Ces hommes étaient fantastiques, néanmoins deux questions se posent à la réflexion : nos compatriotes d'alors avaient-ils un sens particulier pour la liberté et l'indépendance, ou étaient-ils de simples naïfs, avec lesquels on pouvait faire n'importe quoi, rien d'étonnant à cela, nous sommes dans une colonie, où par définition même, ces hommes sont corvéables à volonté...

Plus tard, Paris n'a-t-il pas utilisé notre jeunesse en Indochine puis en Algérie contre des hommes qui précisément se battaient pour leur liberté et leur souveraineté, étrange paradoxe n'est-ce pas, dont le cas de figure pourrait se renouveler un jour en Caraïbe qui sait…

Mais revenons en 1946, la guerre est terminée au profit des alliés de la France, voici donc venu le temps des récompenses pour le sang versé, alors on assimile, la bonne méthode...

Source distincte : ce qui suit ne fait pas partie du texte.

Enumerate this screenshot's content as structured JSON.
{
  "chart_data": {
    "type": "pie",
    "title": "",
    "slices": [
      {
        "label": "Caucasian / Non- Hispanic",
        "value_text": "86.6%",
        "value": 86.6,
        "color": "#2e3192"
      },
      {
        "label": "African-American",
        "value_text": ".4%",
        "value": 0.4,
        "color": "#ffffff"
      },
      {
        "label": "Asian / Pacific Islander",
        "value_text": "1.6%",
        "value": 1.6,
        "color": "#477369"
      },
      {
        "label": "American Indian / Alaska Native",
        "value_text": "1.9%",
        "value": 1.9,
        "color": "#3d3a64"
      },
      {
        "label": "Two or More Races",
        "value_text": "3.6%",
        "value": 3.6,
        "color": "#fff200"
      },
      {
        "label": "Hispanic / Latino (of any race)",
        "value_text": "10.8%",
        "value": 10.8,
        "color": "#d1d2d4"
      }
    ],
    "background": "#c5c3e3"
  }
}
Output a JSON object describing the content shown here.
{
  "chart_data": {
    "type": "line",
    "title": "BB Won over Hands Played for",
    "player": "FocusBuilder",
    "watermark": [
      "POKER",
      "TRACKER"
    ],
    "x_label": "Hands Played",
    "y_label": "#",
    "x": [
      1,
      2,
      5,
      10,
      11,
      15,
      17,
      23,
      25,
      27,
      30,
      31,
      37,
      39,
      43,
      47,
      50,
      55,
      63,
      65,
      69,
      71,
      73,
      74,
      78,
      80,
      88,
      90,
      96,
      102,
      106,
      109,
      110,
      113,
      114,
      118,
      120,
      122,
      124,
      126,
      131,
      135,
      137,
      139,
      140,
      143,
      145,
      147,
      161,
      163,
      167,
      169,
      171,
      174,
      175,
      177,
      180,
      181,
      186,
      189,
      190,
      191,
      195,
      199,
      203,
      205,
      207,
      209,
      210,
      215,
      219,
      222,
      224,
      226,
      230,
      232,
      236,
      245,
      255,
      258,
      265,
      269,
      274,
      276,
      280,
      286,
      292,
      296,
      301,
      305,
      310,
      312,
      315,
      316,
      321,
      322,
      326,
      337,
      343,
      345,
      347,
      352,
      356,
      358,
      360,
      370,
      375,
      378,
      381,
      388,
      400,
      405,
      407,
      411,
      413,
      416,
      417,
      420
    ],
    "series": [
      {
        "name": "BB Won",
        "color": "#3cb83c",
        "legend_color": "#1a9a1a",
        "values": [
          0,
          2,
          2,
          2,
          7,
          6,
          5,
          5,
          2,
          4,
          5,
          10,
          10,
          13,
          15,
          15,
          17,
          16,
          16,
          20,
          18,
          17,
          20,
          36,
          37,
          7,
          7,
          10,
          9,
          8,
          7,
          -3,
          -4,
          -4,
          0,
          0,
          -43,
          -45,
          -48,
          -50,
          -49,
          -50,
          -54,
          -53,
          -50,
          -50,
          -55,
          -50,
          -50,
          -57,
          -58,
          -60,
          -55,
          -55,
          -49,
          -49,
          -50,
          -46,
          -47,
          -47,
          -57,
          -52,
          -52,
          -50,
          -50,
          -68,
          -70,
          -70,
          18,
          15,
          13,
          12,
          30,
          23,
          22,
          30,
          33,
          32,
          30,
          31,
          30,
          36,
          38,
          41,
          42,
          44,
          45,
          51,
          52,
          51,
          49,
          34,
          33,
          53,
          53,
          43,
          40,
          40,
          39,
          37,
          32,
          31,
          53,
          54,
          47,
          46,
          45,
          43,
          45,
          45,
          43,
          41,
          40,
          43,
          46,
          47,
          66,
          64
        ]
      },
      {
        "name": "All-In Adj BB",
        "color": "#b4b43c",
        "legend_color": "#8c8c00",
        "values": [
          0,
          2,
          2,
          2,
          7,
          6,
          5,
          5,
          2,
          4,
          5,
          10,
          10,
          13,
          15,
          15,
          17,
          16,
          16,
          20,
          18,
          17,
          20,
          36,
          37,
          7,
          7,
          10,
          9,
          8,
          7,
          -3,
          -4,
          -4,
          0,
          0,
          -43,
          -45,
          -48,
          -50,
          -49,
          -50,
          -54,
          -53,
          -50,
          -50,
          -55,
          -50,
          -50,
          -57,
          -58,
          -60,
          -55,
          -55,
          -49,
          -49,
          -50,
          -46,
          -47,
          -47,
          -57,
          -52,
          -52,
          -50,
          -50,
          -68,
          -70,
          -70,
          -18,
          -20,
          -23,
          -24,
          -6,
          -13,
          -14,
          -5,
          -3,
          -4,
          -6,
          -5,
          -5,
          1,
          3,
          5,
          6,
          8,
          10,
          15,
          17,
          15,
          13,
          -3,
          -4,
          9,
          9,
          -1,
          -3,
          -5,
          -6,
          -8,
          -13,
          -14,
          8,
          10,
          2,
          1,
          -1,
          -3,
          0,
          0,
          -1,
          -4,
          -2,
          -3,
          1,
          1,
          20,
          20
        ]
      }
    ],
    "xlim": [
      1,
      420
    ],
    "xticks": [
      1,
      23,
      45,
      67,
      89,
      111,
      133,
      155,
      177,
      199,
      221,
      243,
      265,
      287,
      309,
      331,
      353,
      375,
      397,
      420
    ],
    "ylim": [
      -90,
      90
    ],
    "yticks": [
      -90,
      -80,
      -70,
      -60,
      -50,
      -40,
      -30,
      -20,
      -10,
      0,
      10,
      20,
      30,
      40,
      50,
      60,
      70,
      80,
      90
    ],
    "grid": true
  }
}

On mélange sans discernement le pétrole et le vin, l'acide et l'huile, mais au profit de qui, à ce sujet je vous donne rendez-vous pour la tribune de l'Histoire de février et mars prochain.

Cependant au regard des droits de l'homme, la méthode utilisée pour récompenser nos parents était-elle convenable je réponds, non, sans ambiguïté.

Il eu fallu en l'espèce ouvrir un large débat avec les populations concernées de la Guadeloupe, la Réunion, la Martinique, la Guyane, pour leur permettre de se prononcer par référendum, en toute connaissance de cause, sur leur avenir, or, tel n'a pas été le cas, et la mer rend ses cadavres dit-on, mais l'Histoiresert toujours la vérité.

La vérité la loi du 19 mars 1946 nous a plongé dans un cycle infernal, au titre duquel, les enfants de fils des esclaves demandent des comptes 50 ans après sur leur dignité, leur liberté, leur souveraineté en Caraïbe.

Tôt au tard, et sans plus tarder, on devra négocier sur ces points là, dans l'intérêt des uns et des autres, et surtout dans notre intérêt, nous Caribéens.